Filling up the empties

David Blunkett's welcome announcement this week of a pounds 165m injection of new money into the veins of higher education, though made in the right spirit, is still nowt but a pinprick to ease the university and college crisis. So you may like to know what they're attempting to do across the North Sea at Hamburg. Because one-third of Hamburg-Harburg Technical University's places remained unfilled last year, it has planned to launch a private, Ivy League-style university open exclusively to 500 elite foreign students. It aims to specialise in engineering, and to charge fees from pounds 10,500 to pounds 14,000 a year. The university's council had hoped that the costs of this new institution (to be on the existing campus) might be shared between the public purse and private funds. But, although the city fathers won't oppose the formation of a privately funded institution, they refuse to give a single mark towards it. As Germany's higher education is in as bad a shape as ours, the city's decision does not surprise me.

Rebirth of a community

Getting into Berlin's newest, most futuristic building is like trying to break into prison. First one has to get past the police at the gate; then one is confronted by a security guard who looks like Al Capone. Then a second guard joins the first.
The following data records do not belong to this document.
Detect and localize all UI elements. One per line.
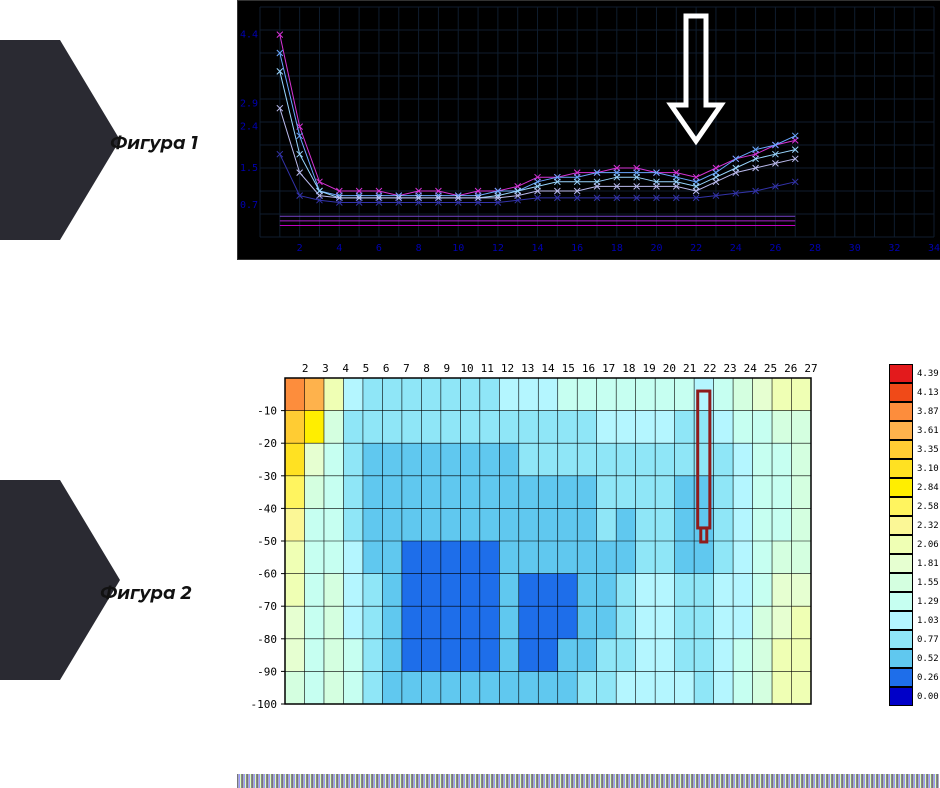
svg-text:16: 16 [571,243,583,254]
svg-text:9: 9 [444,362,451,375]
svg-text:-80: -80 [257,633,277,646]
svg-text:17: 17 [602,362,615,375]
svg-text:-30: -30 [257,470,277,483]
svg-text:21: 21 [683,362,696,375]
svg-text:24: 24 [744,362,758,375]
figure-1-label: Фигура 1 [110,132,198,154]
svg-text:0.7: 0.7 [240,200,258,211]
color-legend: 4.394.133.873.613.353.102.842.582.322.06… [889,364,939,706]
svg-text:12: 12 [501,362,514,375]
figure-2-label: Фигура 2 [100,582,191,604]
svg-text:-10: -10 [257,405,277,418]
svg-text:10: 10 [460,362,473,375]
svg-text:4.4: 4.4 [240,30,258,41]
figure-2-heatmap: 2345678910111213141516171819202122232425… [237,354,939,734]
svg-text:20: 20 [663,362,676,375]
figure-1-line-chart: 2468101214161820222426283032340.71.52.42… [237,0,940,260]
svg-text:34: 34 [928,243,940,254]
svg-text:14: 14 [541,362,555,375]
svg-text:18: 18 [622,362,635,375]
svg-text:-90: -90 [257,665,277,678]
svg-text:20: 20 [650,243,662,254]
svg-text:30: 30 [849,243,861,254]
svg-text:8: 8 [416,243,422,254]
svg-text:2.4: 2.4 [240,122,258,133]
svg-text:27: 27 [804,362,817,375]
svg-text:28: 28 [809,243,821,254]
svg-text:10: 10 [452,243,464,254]
decorative-chevron-2 [0,480,60,680]
svg-text:1.5: 1.5 [240,163,258,174]
svg-text:13: 13 [521,362,534,375]
svg-text:16: 16 [582,362,595,375]
svg-text:-60: -60 [257,568,277,581]
svg-text:22: 22 [703,362,716,375]
decorative-chevron-1 [0,40,60,240]
svg-text:4: 4 [342,362,349,375]
svg-text:6: 6 [376,243,382,254]
svg-text:22: 22 [690,243,702,254]
svg-text:4: 4 [336,243,342,254]
svg-text:23: 23 [723,362,736,375]
svg-text:18: 18 [611,243,623,254]
svg-text:-50: -50 [257,535,277,548]
svg-text:-40: -40 [257,502,277,515]
svg-text:6: 6 [383,362,390,375]
svg-text:26: 26 [784,362,797,375]
svg-text:2: 2 [302,362,309,375]
decorative-footer-strip [237,774,939,788]
svg-text:8: 8 [423,362,430,375]
svg-text:15: 15 [562,362,575,375]
svg-text:19: 19 [643,362,656,375]
page: Фигура 1 Фигура 2 2468101214161820222426… [0,0,940,788]
svg-text:25: 25 [764,362,777,375]
svg-text:7: 7 [403,362,410,375]
svg-text:2.9: 2.9 [240,99,258,110]
svg-text:2: 2 [297,243,303,254]
arrow-down-icon [666,13,726,161]
svg-text:24: 24 [730,243,742,254]
svg-text:12: 12 [492,243,504,254]
svg-text:5: 5 [363,362,370,375]
svg-text:14: 14 [532,243,544,254]
svg-text:26: 26 [769,243,781,254]
svg-text:3: 3 [322,362,329,375]
svg-text:-70: -70 [257,600,277,613]
svg-text:32: 32 [888,243,900,254]
svg-text:-100: -100 [251,698,278,711]
svg-text:-20: -20 [257,437,277,450]
svg-text:11: 11 [481,362,494,375]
Only when they have telephoned to check that an appointment really has been made, may I approach the porter's lodge. A bullet-proof glass door slides open to let me through. It closes behind me. Television monitors inside the lodge keep silent vigil on every corner. Another glass door glides open and, at last, I'm in. What can this be? The Mint? The Treasury? No, it's a primary school. And, alas, such security is necessary. For this is the Heinz Galinski Schule, a Jewish primary on the beautifully wooded outskirts of the city. It has 260 youngsters aged 5 to 13 - and the remarkable thing is that they're not all Jewish. Christian German parents are queueing in the knowledge that their children will receive a first-rate education, despite having to learn Hebrew and Bible studies and eat (excellent) kosher meals. The school is independent and charges between pounds 17.50 and pounds 140 a month depending on parental income. When they are 13, they go on to a Jewish comprehensive school, which next year will send its very first primary cohort to university. Most are expected to pass their Abitur well enough to make the grade. Thee is a problem, however. Nearly half the current pupils at the Heinze Galinski (the school was named after the late head of Berlin's "new" Jewish community) came to Berlin with their parents from Russia. They are less motivated to study and display some disciplinary problems. But when I walked round the school with Miron Schulmelda, the deputy head, I saw only happy faces, in classes of 15 to 20. The school, with buildings joined up in the shape of a sunflower, was designed by the Israeli architect Zvi Hecker at a cost (shared between state and community) of pounds 16m, and was opened in 1995. Before I left, I caught a glimpse of the school's computer room filled with 18 CD-Roms. On the door, a plaque: "Donated by Max and Mira Hessing in commemoration of their golden wedding, 17 February, 1997".

The Tory rise - and fall

A book to be published just before the Conservative party conference, is likely to ruffle a few Tory feathers - if, that is, they have many left to ruffle. The excellently titled Collapse of Stout Party - the Decline and Fall of the Tories (Victor Gollancz, pounds 20) leaves few top Tories unoffended, although the former education secretary, Kenneth Baker, comes off better than most, described as a "literate Conservative" who had nailed his colours to Mrs Thatcher's mast - and gone down with her ship. Another to tackle education, the late and (by me at any rate) lamented Sir Keith Joseph was "a worrier," known as "the mad monk". This, say the authors, was "too subtle an allusion for newspaper readers of the Nineties." A third in education was the "all-too-human, shop-soiled bruiser of the front bench" Ken Clarke, whose additional handicap was "the `disloyalty' label round his neck". As for John Patten, he "will not be missed ... he will probably teach geography at some secondary school in a deprived area of a northern city. On the other hand, he might be appointed manager of Hartlepool United." Ironically, this splendid book has been penned by Julian Critchley, a Tory MP for 31 years, and Morrison Halcrow, chief assistant editor of The Daily Telegraph from 1979 to 1986.

And finally ...

The saintly Sir Ron may not be too pleased with certain computer spell- checks. Alternatives given for Dearing include: Daring (well, that's descriptive at any rate) but then come Peering, Leering, Jeering and, worst of all, Deranged.